„Für alles bekommt man Prügel“
Agrarlandesrat Arnold Schuler über den Hilferuf der Milchbauern in Völlan, ob ihre wirtschaftliche Situation tatsächlich so dramatisch ist und was er dagegen zu tun gedenkt.
TAGESZEITUNG Online: Herr Landesrat, bei den Südtiroler Milchbauern rumort es. Warum haben Sie sich bei der Veranstaltung der neuen Gruppe „Zukunft Südtiroler Bergmilch“ am Montag in Völlan nicht blicken lassen?
Arnold Schuler: Weil eine Delegation von ZSB nur kurz zuvor bei mir war und es bei dieser Gelegenheit bereits einen interessanten Austausch gab. Daher kenne ich die Situation sehr wohl und mir ist wichtig, dass es hier eine Unterstützung gibt.

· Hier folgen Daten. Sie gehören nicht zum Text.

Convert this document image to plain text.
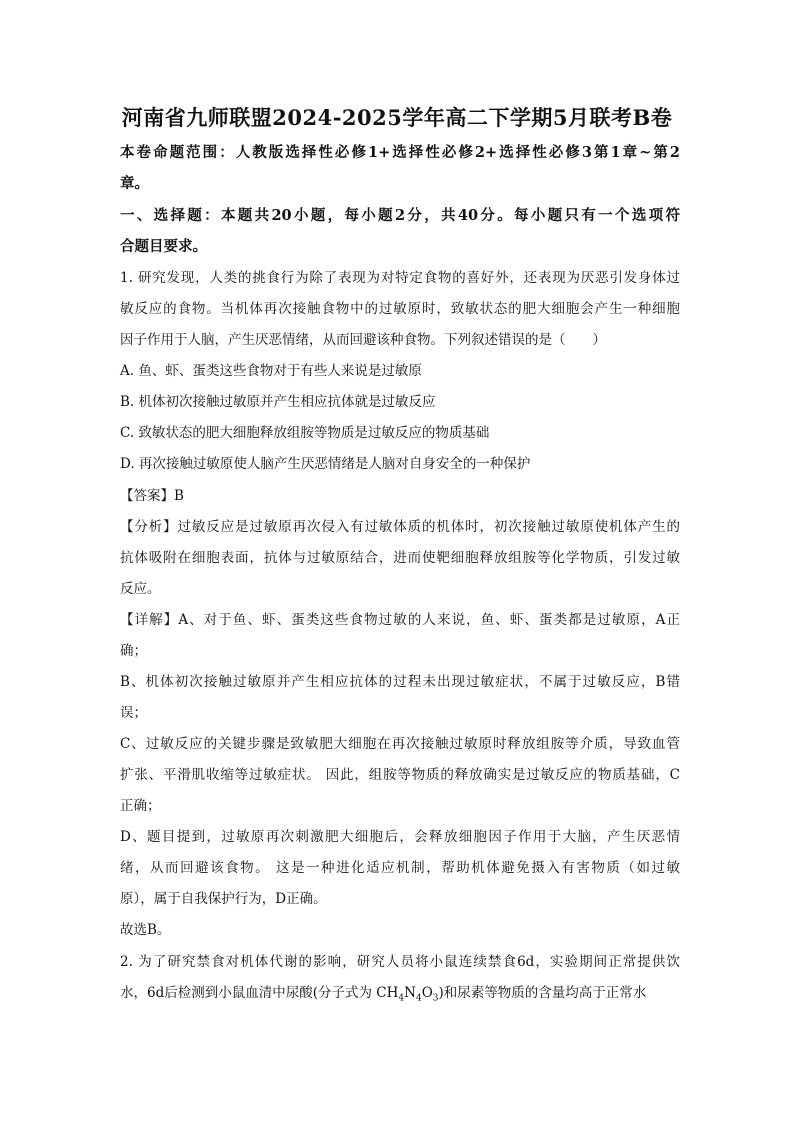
河南省九师联盟2024-2025学年高二下学期5月联考B卷
本卷命题范围：人教版选择性必修1+选择性必修2+选择性必修3第1章~第2
章。
一、选择题：本题共20小题，每小题2分，共40分。每小题只有一个选项符
合题目要求。
1. 研究发现，人类的挑食行为除了表现为对特定食物的喜好外，还表现为厌恶引发身体过
敏反应的食物。当机体再次接触食物中的过敏原时，致敏状态的肥大细胞会产生一种细胞
因子作用于人脑，产生厌恶情绪，从而回避该种食物。下列叙述错误的是（　　）
A. 鱼、虾、蛋类这些食物对于有些人来说是过敏原
B. 机体初次接触过敏原并产生相应抗体就是过敏反应
C. 致敏状态的肥大细胞释放组胺等物质是过敏反应的物质基础
D. 再次接触过敏原使人脑产生厌恶情绪是人脑对自身安全的一种保护
【答案】B
【分析】过敏反应是过敏原再次侵入有过敏体质的机体时，初次接触过敏原使机体产生的
抗体吸附在细胞表面，抗体与过敏原结合，进而使靶细胞释放组胺等化学物质，引发过敏
反应。
【详解】A、对于鱼、虾、蛋类这些食物过敏的人来说，鱼、虾、蛋类都是过敏原，A正
确；
B、机体初次接触过敏原并产生相应抗体的过程未出现过敏症状，不属于过敏反应，B错
误；
C、过敏反应的关键步骤是致敏肥大细胞在再次接触过敏原时释放组胺等介质，导致血管
扩张、平滑肌收缩等过敏症状。 因此，组胺等物质的释放确实是过敏反应的物质基础，C
正确；
D、题目提到，过敏原再次刺激肥大细胞后，会释放细胞因子作用于大脑，产生厌恶情
绪，从而回避该食物。 这是一种进化适应机制，帮助机体避免摄入有害物质（如过敏
原），属于自我保护行为，D正确。
故选B。
2. 为了研究禁食对机体代谢的影响，研究人员将小鼠连续禁食6d，实验期间正常提供饮
水，6d后检测到小鼠血清中尿酸(分子式为 $CH_4N_4O_3$)和尿素等物质的含量均高于正常水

Die Bergbauern sind für Südtirol strategisch wichtig, weil an ihnen die Landschaftspflege hängt. Es ist daher wesentlich, diesen Sektor zu halten und vor allem die Stimmung wieder aufzuhellen, damit die Jugend nicht komplett abspringt.
Die Milchbauern sagen, dass sie mit 60 Cent/l nicht überleben können. Es gibt Bergbauern, die ihre Rechnungen nicht mehr bezahlen können. Wie dramatisch ist die Lage aus Ihrer Sicht tatsächlich?
Dazu ist zu sagen, dass der Milchpreis besser ausfallen wird als ursprünglich befürchtet. Dennoch verstehe ich die Sorgen der Bergbauern, denn der Milchpreis ist zwar nicht gesunken, allerdings sind die Kosten rundherum für Strom, Treibstoff und Futtermittel stark gestiegen. Das macht wie allen anderen Sektoren auch den Bergbauern stark zu schaffen. Unser Fokus bei der Unterstützung muss auf den Vollerwerbsbauern liegen. Bauern mit fünf Kühen sind zwar auch wichtig für die Berglandwirtschaft, bei ihnen wird der Milchpreis jedoch nicht entscheidend fürs Überleben sein. Wir haben inzwischen versucht eine kurzfristige Hilfeleistung zu geben, das war die famose 300 Euro-Prämie pro Kuh.
Von der die Milchbauern sagen, dass sie falsch kommuniziert wurde und deshalb bei der restlichen Bevölkerung auf totales Unverständnis stieß. Haben Sie sich da etwas vorzuwerfen?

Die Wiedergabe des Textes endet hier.